The respondent was admitted to the bar in July, 1898, by the Appellate Division of the Fourth Department and was practicing in the First Department at the time of the acts complained of. The petition charges the respondent with misconduct as an attorney at law and the learned official referee, to whom the matter was referred, in his report finds the respondent guilty as charged.' The facts are as follows: The respondent acted as an attorney for one of the defendants in an action entitled Oestreicher v. Frankel, in the Supreme Court, New York county. It was tried in May, 1921, and judgment was rendered against the respondent’s client who thereafter appealed to the Appellate Division. In August, 1921, the respondent requested the official stenographer who had taken the minutes at the trial to transcribe the same and furnish him with a copy thereof. In September, 1921, the respondent made an agreement with Mark Eisner, who appeared as counsel for plaintiff in said action, whereby Mr. Eisner agreed to pay one-half of the expenses of transcribing the minutes, it being understood that he was to have the use of a copy from the stenographer for use on appeal. On September 8, 1921, Mr. Eisner sent the respondent a check for the sum of $66.95 with a letter in which he stated: “ I am also enclosing check for $66.95 being one-half the stenographer’s bill for the minutes of the trial.”

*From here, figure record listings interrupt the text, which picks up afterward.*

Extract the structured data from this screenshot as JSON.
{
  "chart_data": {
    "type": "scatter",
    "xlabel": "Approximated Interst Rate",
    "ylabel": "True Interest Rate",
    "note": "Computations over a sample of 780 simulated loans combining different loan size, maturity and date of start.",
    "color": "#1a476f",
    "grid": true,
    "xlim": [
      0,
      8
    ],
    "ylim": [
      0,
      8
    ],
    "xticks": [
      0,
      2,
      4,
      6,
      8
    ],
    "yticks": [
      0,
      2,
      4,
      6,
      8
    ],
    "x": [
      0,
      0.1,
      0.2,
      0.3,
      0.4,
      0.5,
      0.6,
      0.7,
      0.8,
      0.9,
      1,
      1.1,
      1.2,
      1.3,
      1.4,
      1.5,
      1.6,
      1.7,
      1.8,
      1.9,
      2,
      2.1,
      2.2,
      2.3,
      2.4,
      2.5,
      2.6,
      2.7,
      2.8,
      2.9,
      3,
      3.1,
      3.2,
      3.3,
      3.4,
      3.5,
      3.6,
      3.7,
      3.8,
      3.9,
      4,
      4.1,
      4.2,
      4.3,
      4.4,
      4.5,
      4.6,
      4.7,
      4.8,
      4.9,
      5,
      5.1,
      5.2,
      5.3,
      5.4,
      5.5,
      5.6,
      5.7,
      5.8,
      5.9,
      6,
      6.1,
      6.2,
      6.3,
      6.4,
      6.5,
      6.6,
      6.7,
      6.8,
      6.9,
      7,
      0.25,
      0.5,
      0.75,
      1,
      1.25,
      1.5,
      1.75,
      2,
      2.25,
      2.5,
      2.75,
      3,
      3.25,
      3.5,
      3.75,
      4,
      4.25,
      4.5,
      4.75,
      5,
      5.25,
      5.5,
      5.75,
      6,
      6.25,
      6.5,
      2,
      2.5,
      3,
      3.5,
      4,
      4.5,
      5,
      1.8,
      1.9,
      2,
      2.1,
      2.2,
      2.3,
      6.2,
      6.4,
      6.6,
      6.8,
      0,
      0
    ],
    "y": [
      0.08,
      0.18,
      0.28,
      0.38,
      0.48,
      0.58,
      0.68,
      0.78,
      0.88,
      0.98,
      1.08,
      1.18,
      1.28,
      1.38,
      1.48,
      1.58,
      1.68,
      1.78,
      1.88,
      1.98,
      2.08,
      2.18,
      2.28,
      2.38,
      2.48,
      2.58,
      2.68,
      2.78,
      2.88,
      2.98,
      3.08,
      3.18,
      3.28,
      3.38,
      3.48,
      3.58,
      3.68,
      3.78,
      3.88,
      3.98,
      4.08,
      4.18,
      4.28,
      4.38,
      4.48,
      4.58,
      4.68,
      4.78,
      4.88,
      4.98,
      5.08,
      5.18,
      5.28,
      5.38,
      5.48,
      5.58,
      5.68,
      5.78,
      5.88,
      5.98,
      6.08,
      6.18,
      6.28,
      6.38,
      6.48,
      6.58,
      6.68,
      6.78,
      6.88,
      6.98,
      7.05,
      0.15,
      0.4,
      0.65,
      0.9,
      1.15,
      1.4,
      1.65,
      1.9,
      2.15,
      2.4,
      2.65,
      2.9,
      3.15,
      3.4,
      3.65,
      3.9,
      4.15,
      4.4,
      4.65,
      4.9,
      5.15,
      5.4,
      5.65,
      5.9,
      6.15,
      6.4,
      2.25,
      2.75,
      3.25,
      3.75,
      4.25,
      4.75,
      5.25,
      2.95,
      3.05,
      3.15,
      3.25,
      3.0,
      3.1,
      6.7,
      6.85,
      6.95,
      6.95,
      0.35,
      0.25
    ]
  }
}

Respondent acknowledged the receipt of letter and check in *25which he said: “ I received your check for $66.65 being one-half of the stenographer’s bill of the minutes of the appeal of Oestreicher v. Frankel et al. for which I thank you.”
The charge is that the respondent instead of sending the amount of said check to the stenographer concealed its receipt and converted the sanie to his own use. The stenographer testified that he asked the respondent for the payment of his bill before delivering the minutes and the respondent said he would try to get the money for him; that he had several conversations with him up to November 10, 1921, in reference to payment of the bill and on that day respondent assured him positively that he would be paid by November eighteenth; that he delivered the minutes on November tenth; that the respondent did not at any time before November tenth say anything to him about having received any part of the money from anybody; that he did not receive payment on November eighteenth, and that he saw the respondent several times and wrote him several letters. He further testified that on January 24, 1922, the respondent told him that he had received this one-half share of the amount due for the minutes from Mr. Eisner, and that after waiting until March fifteenth for payment, he notified the Bar Association of these facts on that date. The respondent admits the receipt of the letter and check above referred to and that he used the money for his own purposes. He contends that he had a right to do so, and that he had done nothing reprehensible in the matter. It is conceded that after the proceedings before the Grievance Committee of the Bar Association were commenced, the respondent paid the amount of the stenographer’s bill in full.
This court has many times held that disciplinary proceedings are not instituted for collection purposes, and that the payment of moneys claimed to have been improperly withheld, diverted or converted after the institution of proceedings does not constitute a defense or condonation. The respondent’s contention is that although this money was given to him for a specific purpose, namely, to pay one-half of the stenographer’s fees for the transcribing and furnishing of the minutes, he was perfectly justified in withholding it from the stenographer and applying it to his own uses. We cannot agree with this contention. Moneys received by an attorney as an attorney for a specific purpose may not be appropriated to satisfy the personal pecuniary needs of the attorney with the approval of this court. While the amount involved is small the act was none the less reprehensible. The finding of the learned official referee is approved and the respondent should be suspended from practice for three months, with leave to apply *26for reinstatement at the expiration of that term upon proof of his compliance with the conditions to be incorporated in the order to be entered hereon.
Dowling, Smith, Merrell and McAvoy, JJ., concur.
Respondent suspended for three months. Settle order on notice.